A new chef and revitalised menu sees this acclaimed French restaurant in Flinders Lane change its focus a year after opening.
In French, Ôter means to remove, or take off. A year after opening, that’s what Tom Hunter, Kate and Mykal Bartholomew (of Coda/ Tonka) have done to their modern-French bistro, shedding the veal head, gizzards and liver bits that arrived when it opened to critical acclaim, but some public disdain.
So it’s off with the offal and out with the unapologetically polarising stance, including the menu written in French, and in with new chef Jordan Clay and a reimagining of a with-it eatery.
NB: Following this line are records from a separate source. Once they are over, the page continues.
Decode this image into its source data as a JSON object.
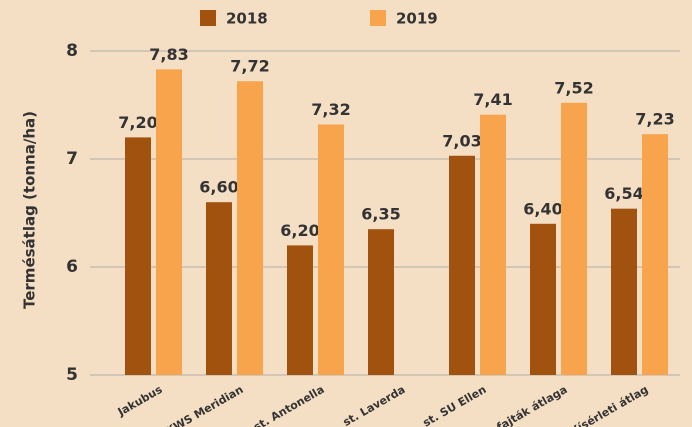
{
  "chart_data": {
    "type": "bar",
    "y_label": "Termésátlag (tonna/ha)",
    "categories": [
      "Jakubus",
      "st. KWS Meridian",
      "st. Antonella",
      "st. Laverda",
      "st. SU Ellen",
      "St. fajták átlaga",
      "Kísérleti átlag"
    ],
    "series": [
      {
        "name": "2018",
        "color": "#a0520e",
        "values": [
          7.2,
          6.6,
          6.2,
          6.35,
          7.03,
          6.4,
          6.54
        ],
        "value_labels": [
          "7,20",
          "6,60",
          "6,20",
          "6,35",
          "7,03",
          "6,40",
          "6,54"
        ]
      },
      {
        "name": "2019",
        "color": "#f7a44c",
        "values": [
          7.83,
          7.72,
          7.32,
          null,
          7.41,
          7.52,
          7.23
        ],
        "value_labels": [
          "7,83",
          "7,72",
          "7,32",
          null,
          "7,41",
          "7,52",
          "7,23"
        ]
      }
    ],
    "ylim": [
      5,
      8
    ],
    "yticks": [
      5,
      6,
      7,
      8
    ],
    "grid": true,
    "legend": "top"
  }
}
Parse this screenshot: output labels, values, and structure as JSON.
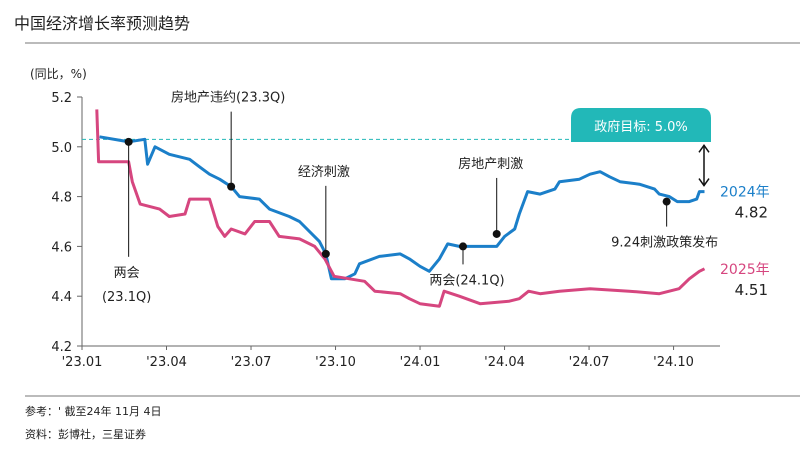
{
  "title": "中国经济增长率预测趋势",
  "unit_label": "(同比，%)",
  "footnote": "参考：' 截至24年 11月 4日",
  "source": "资料：彭博社，三星证券",
  "colors": {
    "series_2024": "#1b7fc9",
    "series_2025": "#d6467f",
    "target": "#22b8b8",
    "axis": "#666666"
  },
  "chart_data": {
    "type": "line",
    "title": "中国经济增长率预测趋势",
    "ylabel": "(同比，%)",
    "ylim": [
      4.2,
      5.2
    ],
    "yticks": [
      "4.2",
      "4.4",
      "4.6",
      "4.8",
      "5.0",
      "5.2"
    ],
    "xlim": [
      "2023-01-01",
      "2024-11-15"
    ],
    "xticks": [
      {
        "date": "2023-01-01",
        "label": "'23.01"
      },
      {
        "date": "2023-04-01",
        "label": "'23.04"
      },
      {
        "date": "2023-07-01",
        "label": "'23.07"
      },
      {
        "date": "2023-10-01",
        "label": "'23.10"
      },
      {
        "date": "2024-01-01",
        "label": "'24.01"
      },
      {
        "date": "2024-04-01",
        "label": "'24.04"
      },
      {
        "date": "2024-07-01",
        "label": "'24.07"
      },
      {
        "date": "2024-10-01",
        "label": "'24.10"
      }
    ],
    "grid": false,
    "target": {
      "value": 5.03,
      "label": "政府目标: 5.0%"
    },
    "series": [
      {
        "name": "2024年",
        "last_value": "4.82",
        "points": [
          [
            "2023-01-20",
            5.04
          ],
          [
            "2023-02-21",
            5.02
          ],
          [
            "2023-03-08",
            5.03
          ],
          [
            "2023-03-11",
            4.93
          ],
          [
            "2023-03-19",
            5.0
          ],
          [
            "2023-04-04",
            4.97
          ],
          [
            "2023-04-26",
            4.95
          ],
          [
            "2023-05-06",
            4.92
          ],
          [
            "2023-05-17",
            4.89
          ],
          [
            "2023-05-28",
            4.87
          ],
          [
            "2023-06-10",
            4.84
          ],
          [
            "2023-06-19",
            4.8
          ],
          [
            "2023-07-10",
            4.79
          ],
          [
            "2023-07-21",
            4.75
          ],
          [
            "2023-08-12",
            4.72
          ],
          [
            "2023-08-23",
            4.7
          ],
          [
            "2023-09-14",
            4.62
          ],
          [
            "2023-09-21",
            4.57
          ],
          [
            "2023-09-27",
            4.47
          ],
          [
            "2023-10-11",
            4.47
          ],
          [
            "2023-10-22",
            4.49
          ],
          [
            "2023-10-27",
            4.53
          ],
          [
            "2023-11-18",
            4.56
          ],
          [
            "2023-12-10",
            4.57
          ],
          [
            "2023-12-20",
            4.55
          ],
          [
            "2024-01-01",
            4.52
          ],
          [
            "2024-01-11",
            4.5
          ],
          [
            "2024-01-22",
            4.55
          ],
          [
            "2024-01-31",
            4.61
          ],
          [
            "2024-02-13",
            4.6
          ],
          [
            "2024-03-23",
            4.6
          ],
          [
            "2024-04-01",
            4.64
          ],
          [
            "2024-04-12",
            4.67
          ],
          [
            "2024-04-17",
            4.73
          ],
          [
            "2024-04-26",
            4.82
          ],
          [
            "2024-05-09",
            4.81
          ],
          [
            "2024-05-25",
            4.83
          ],
          [
            "2024-05-30",
            4.86
          ],
          [
            "2024-06-21",
            4.87
          ],
          [
            "2024-07-02",
            4.89
          ],
          [
            "2024-07-13",
            4.9
          ],
          [
            "2024-07-23",
            4.88
          ],
          [
            "2024-08-04",
            4.86
          ],
          [
            "2024-08-25",
            4.85
          ],
          [
            "2024-09-11",
            4.83
          ],
          [
            "2024-09-16",
            4.81
          ],
          [
            "2024-09-27",
            4.8
          ],
          [
            "2024-10-05",
            4.78
          ],
          [
            "2024-10-18",
            4.78
          ],
          [
            "2024-10-26",
            4.79
          ],
          [
            "2024-10-29",
            4.82
          ],
          [
            "2024-11-04",
            4.82
          ]
        ]
      },
      {
        "name": "2025年",
        "last_value": "4.51",
        "points": [
          [
            "2023-01-17",
            5.15
          ],
          [
            "2023-01-19",
            4.94
          ],
          [
            "2023-02-21",
            4.94
          ],
          [
            "2023-02-25",
            4.86
          ],
          [
            "2023-03-03",
            4.77
          ],
          [
            "2023-03-24",
            4.75
          ],
          [
            "2023-04-04",
            4.72
          ],
          [
            "2023-04-21",
            4.73
          ],
          [
            "2023-04-26",
            4.79
          ],
          [
            "2023-05-17",
            4.79
          ],
          [
            "2023-05-26",
            4.68
          ],
          [
            "2023-06-03",
            4.64
          ],
          [
            "2023-06-10",
            4.67
          ],
          [
            "2023-06-25",
            4.65
          ],
          [
            "2023-07-05",
            4.7
          ],
          [
            "2023-07-21",
            4.7
          ],
          [
            "2023-08-01",
            4.64
          ],
          [
            "2023-08-23",
            4.63
          ],
          [
            "2023-09-09",
            4.6
          ],
          [
            "2023-09-20",
            4.55
          ],
          [
            "2023-09-30",
            4.48
          ],
          [
            "2023-10-16",
            4.47
          ],
          [
            "2023-11-02",
            4.46
          ],
          [
            "2023-11-13",
            4.42
          ],
          [
            "2023-12-10",
            4.41
          ],
          [
            "2023-12-20",
            4.39
          ],
          [
            "2024-01-01",
            4.37
          ],
          [
            "2024-01-22",
            4.36
          ],
          [
            "2024-01-27",
            4.42
          ],
          [
            "2024-02-13",
            4.4
          ],
          [
            "2024-03-05",
            4.37
          ],
          [
            "2024-04-06",
            4.38
          ],
          [
            "2024-04-17",
            4.39
          ],
          [
            "2024-04-27",
            4.42
          ],
          [
            "2024-05-09",
            4.41
          ],
          [
            "2024-05-30",
            4.42
          ],
          [
            "2024-07-02",
            4.43
          ],
          [
            "2024-08-14",
            4.42
          ],
          [
            "2024-09-16",
            4.41
          ],
          [
            "2024-10-07",
            4.43
          ],
          [
            "2024-10-18",
            4.47
          ],
          [
            "2024-10-29",
            4.5
          ],
          [
            "2024-11-04",
            4.51
          ]
        ]
      }
    ],
    "annotations": [
      {
        "label": "两会",
        "sublabel": "(23.1Q)",
        "date": "2023-02-21",
        "value": 5.02,
        "direction": "down"
      },
      {
        "label": "房地产违约(23.3Q)",
        "date": "2023-06-10",
        "value": 4.84,
        "direction": "up"
      },
      {
        "label": "经济刺激",
        "date": "2023-09-21",
        "value": 4.57,
        "direction": "up"
      },
      {
        "label": "两会(24.1Q)",
        "date": "2024-02-17",
        "value": 4.6,
        "direction": "down"
      },
      {
        "label": "房地产刺激",
        "date": "2024-03-23",
        "value": 4.65,
        "direction": "up"
      },
      {
        "label": "9.24刺激政策发布",
        "date": "2024-09-24",
        "value": 4.78,
        "direction": "down"
      }
    ]
  }
}
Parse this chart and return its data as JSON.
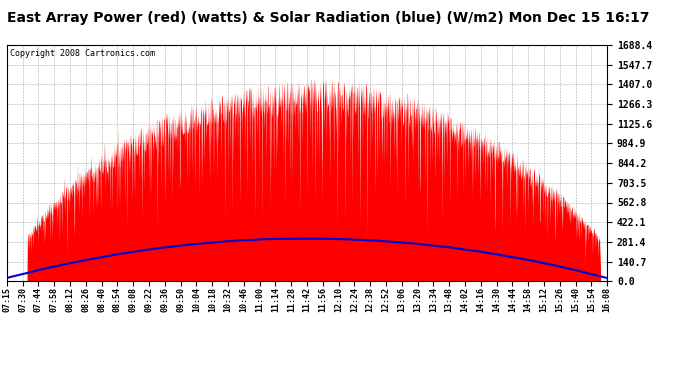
{
  "title": "East Array Power (red) (watts) & Solar Radiation (blue) (W/m2) Mon Dec 15 16:17",
  "copyright": "Copyright 2008 Cartronics.com",
  "ylabel_right_ticks": [
    0.0,
    140.7,
    281.4,
    422.1,
    562.8,
    703.5,
    844.2,
    984.9,
    1125.6,
    1266.3,
    1407.0,
    1547.7,
    1688.4
  ],
  "ymax": 1688.4,
  "ymin": 0.0,
  "background_color": "#ffffff",
  "plot_bg_color": "#ffffff",
  "grid_color": "#aaaaaa",
  "title_font_size": 10,
  "red_fill_color": "#ff0000",
  "blue_line_color": "#0000cc",
  "x_labels": [
    "07:15",
    "07:30",
    "07:44",
    "07:58",
    "08:12",
    "08:26",
    "08:40",
    "08:54",
    "09:08",
    "09:22",
    "09:36",
    "09:50",
    "10:04",
    "10:18",
    "10:32",
    "10:46",
    "11:00",
    "11:14",
    "11:28",
    "11:42",
    "11:56",
    "12:10",
    "12:24",
    "12:38",
    "12:52",
    "13:06",
    "13:20",
    "13:34",
    "13:48",
    "14:02",
    "14:16",
    "14:30",
    "14:44",
    "14:58",
    "15:12",
    "15:26",
    "15:40",
    "15:54",
    "16:08"
  ],
  "power_peak": 1450.0,
  "radiation_peak": 305.0,
  "solar_noon": 11.9,
  "day_start": 7.25,
  "day_end": 16.133
}
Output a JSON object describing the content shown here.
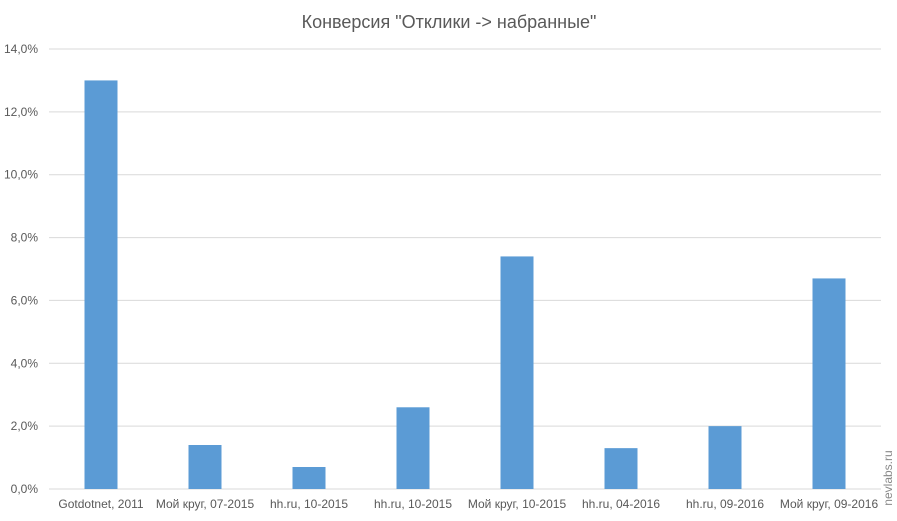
{
  "chart_data": {
    "type": "bar",
    "title": "Конверсия \"Отклики -> набранные\"",
    "xlabel": "",
    "ylabel": "",
    "categories": [
      "Gotdotnet, 2011",
      "Мой круг, 07-2015",
      "hh.ru, 10-2015",
      "hh.ru, 10-2015",
      "Мой круг, 10-2015",
      "hh.ru, 04-2016",
      "hh.ru, 09-2016",
      "Мой круг, 09-2016"
    ],
    "values": [
      13.0,
      1.4,
      0.7,
      2.6,
      7.4,
      1.3,
      2.0,
      6.7
    ],
    "ylim": [
      0,
      14
    ],
    "y_ticks": [
      "0,0%",
      "2,0%",
      "4,0%",
      "6,0%",
      "8,0%",
      "10,0%",
      "12,0%",
      "14,0%"
    ],
    "grid": true,
    "legend": "none",
    "bar_color": "#5b9bd5",
    "grid_color": "#d9d9d9",
    "text_color": "#595959"
  },
  "watermark": "nevlabs.ru"
}
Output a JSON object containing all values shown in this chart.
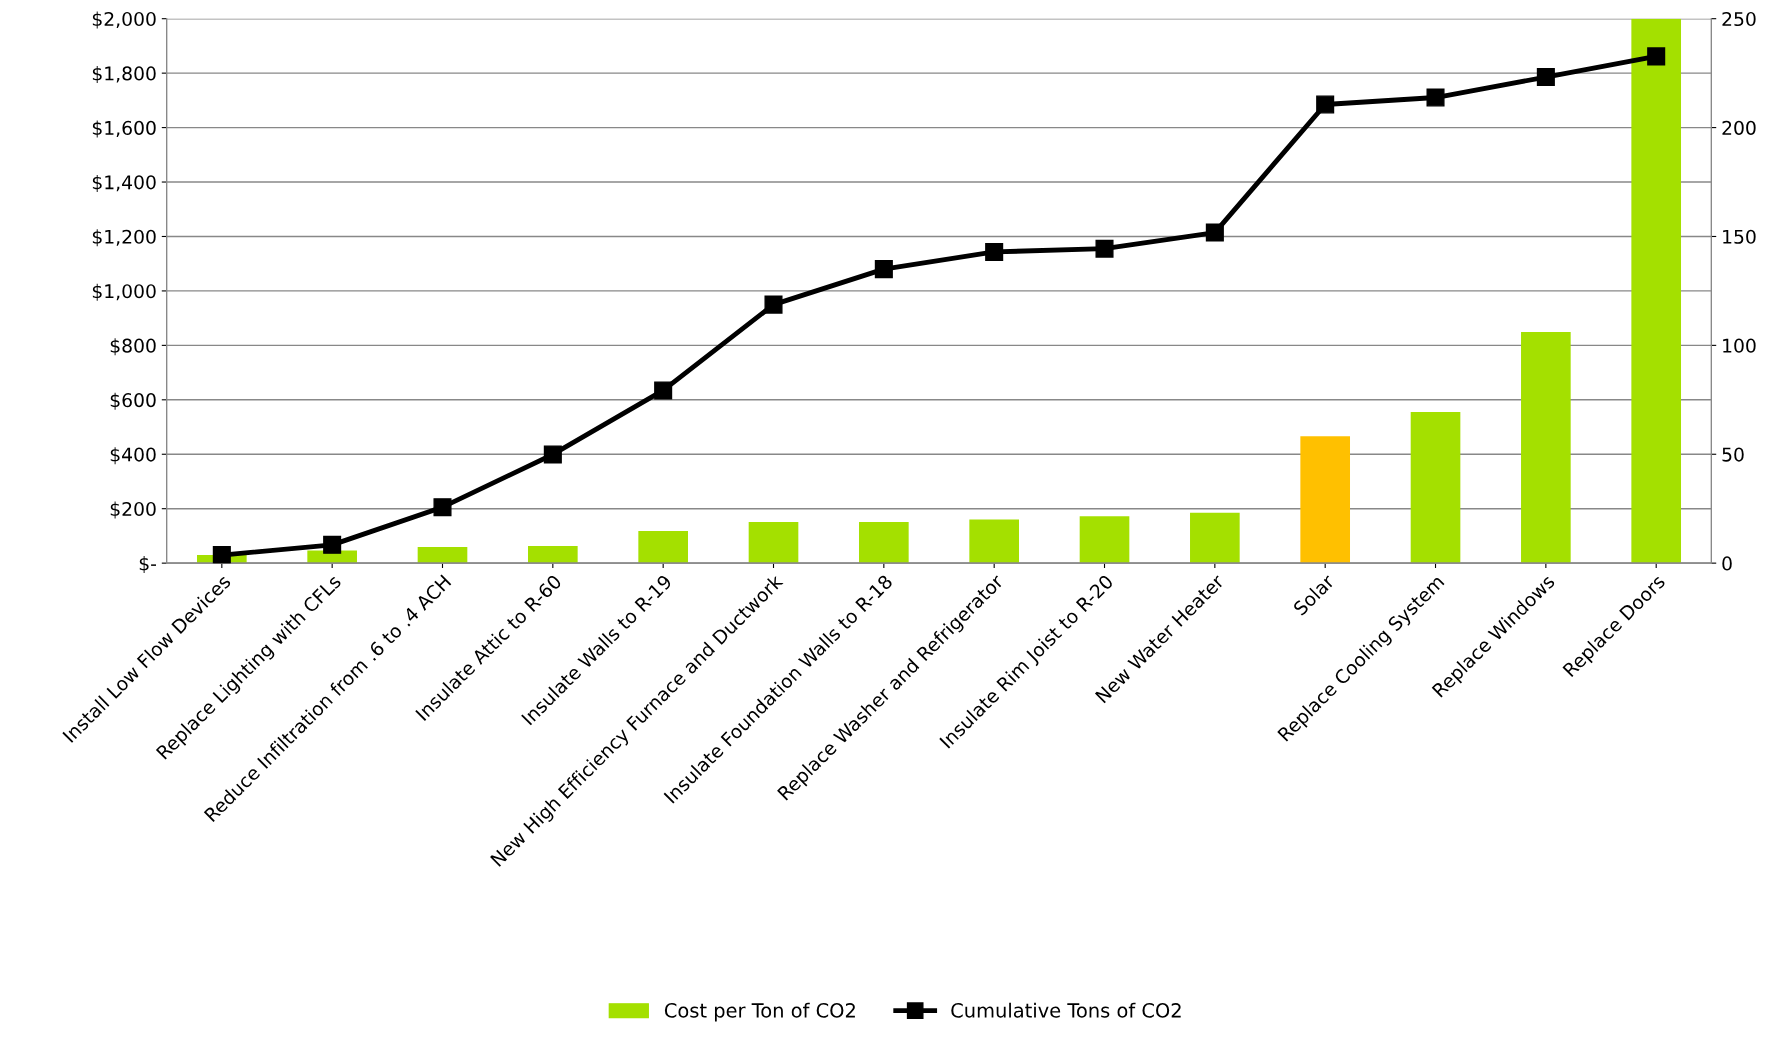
{
  "chart_data": {
    "type": "bar",
    "categories": [
      "Install Low Flow Devices",
      "Replace Lighting with CFLs",
      "Reduce Infiltration from .6 to .4 ACH",
      "Insulate Attic to R-60",
      "Insulate Walls to R-19",
      "New High Efficiency Furnace and Ductwork",
      "Insulate Foundation Walls to R-18",
      "Replace Washer and Refrigerator",
      "Insulate Rim Joist to R-20",
      "New Water Heater",
      "Solar",
      "Replace Cooling System",
      "Replace Windows",
      "Replace Doors"
    ],
    "series": [
      {
        "name": "Cost per Ton of CO2",
        "color": "#a4e000",
        "colors": [
          "#a4e000",
          "#a4e000",
          "#a4e000",
          "#a4e000",
          "#a4e000",
          "#a4e000",
          "#a4e000",
          "#a4e000",
          "#a4e000",
          "#a4e000",
          "#ffc000",
          "#a4e000",
          "#a4e000",
          "#a4e000"
        ],
        "values": [
          30,
          46,
          59,
          63,
          118,
          151,
          151,
          160,
          172,
          185,
          466,
          555,
          849,
          2000
        ]
      },
      {
        "name": "Cumulative Tons of CO2",
        "type": "line",
        "axis": "y2",
        "color": "#000000",
        "marker": "square",
        "line_style": "solid",
        "values": [
          3.7,
          8.4,
          25.7,
          49.9,
          79.3,
          118.7,
          135,
          142.9,
          144.4,
          151.8,
          210.6,
          213.8,
          223.2,
          232.7
        ]
      }
    ],
    "ylim": [
      0,
      2000
    ],
    "yticks": [
      {
        "value": 0,
        "label": "$-"
      },
      {
        "value": 200,
        "label": "$200"
      },
      {
        "value": 400,
        "label": "$400"
      },
      {
        "value": 600,
        "label": "$600"
      },
      {
        "value": 800,
        "label": "$800"
      },
      {
        "value": 1000,
        "label": "$1,000"
      },
      {
        "value": 1200,
        "label": "$1,200"
      },
      {
        "value": 1400,
        "label": "$1,400"
      },
      {
        "value": 1600,
        "label": "$1,600"
      },
      {
        "value": 1800,
        "label": "$1,800"
      },
      {
        "value": 2000,
        "label": "$2,000"
      }
    ],
    "y2lim": [
      0,
      250
    ],
    "y2ticks": [
      0,
      50,
      100,
      150,
      200,
      250
    ],
    "grid": "y",
    "legend": "bottom"
  }
}
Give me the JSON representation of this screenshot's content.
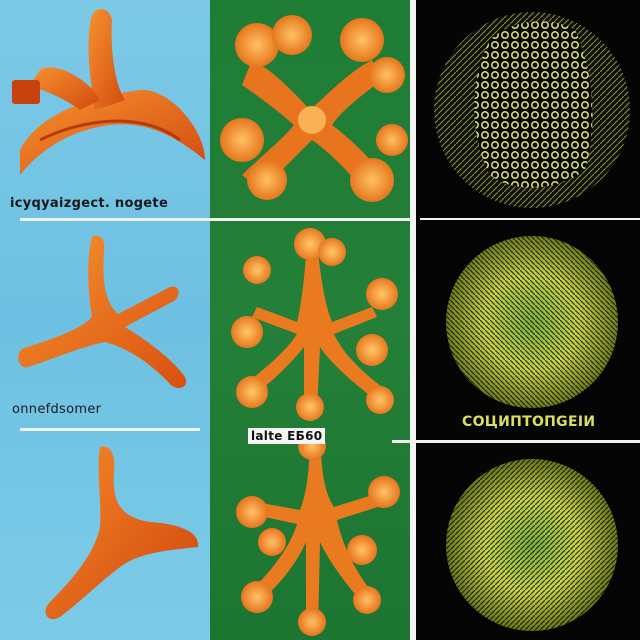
{
  "labels": {
    "top_left": "іcyqyaizgect.  nogete",
    "middle_left": "onnefdsomer",
    "center_tag": "lalte ЕБ60",
    "right_caption": "COЦИПТOПGEIИ"
  },
  "colors": {
    "blue_panel": "#7cc9e6",
    "green_panel": "#217c36",
    "black_panel": "#050505",
    "orange": "#ef6a1a",
    "pale_orange": "#f6a13a",
    "yellow_green": "#c9d64a"
  }
}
That’s not to say it’s all gone the way of onion soup and duck a l’orange. But now you’ll see hot sauce and poutine sharing the stage with tartare, bisque and Chantilly cream.
The principles of French hospitality remain true with touches like crunchy baguette spread with churned butter rich with buttermilk, while a Spring Bay mussel served in its cooking broth with soft poached leek shows the kitchen’s restrained elegance and flavour-first philosophy.

A new focus on vegetables – charred broccoli stalks with macadamia cream, golden beets with smoked egg – doesn’t detract from the carnivore pleasures this sexy basement space still provides.
An exceptional lamb tartare, the fine dice of meat amped with a touch of heart, comes with a punch of nettle and horseradish. Meanwhile, rubycoloured, coffee-rubbed kangaroo loin is perfectly accompanied by a puckering, sweet-sharp, raspberry ketchup. A thin potato crisp dusted in sumac, plus braised and grilled radish complete a plate that’s near perfect.

Wines still focus on small French, natural producers and, while they tend to the high end, you can be sure you’ll be poured something that’s not euphemistically “interesting” but instead delicious. A year in, Oter looks set to take off. Again.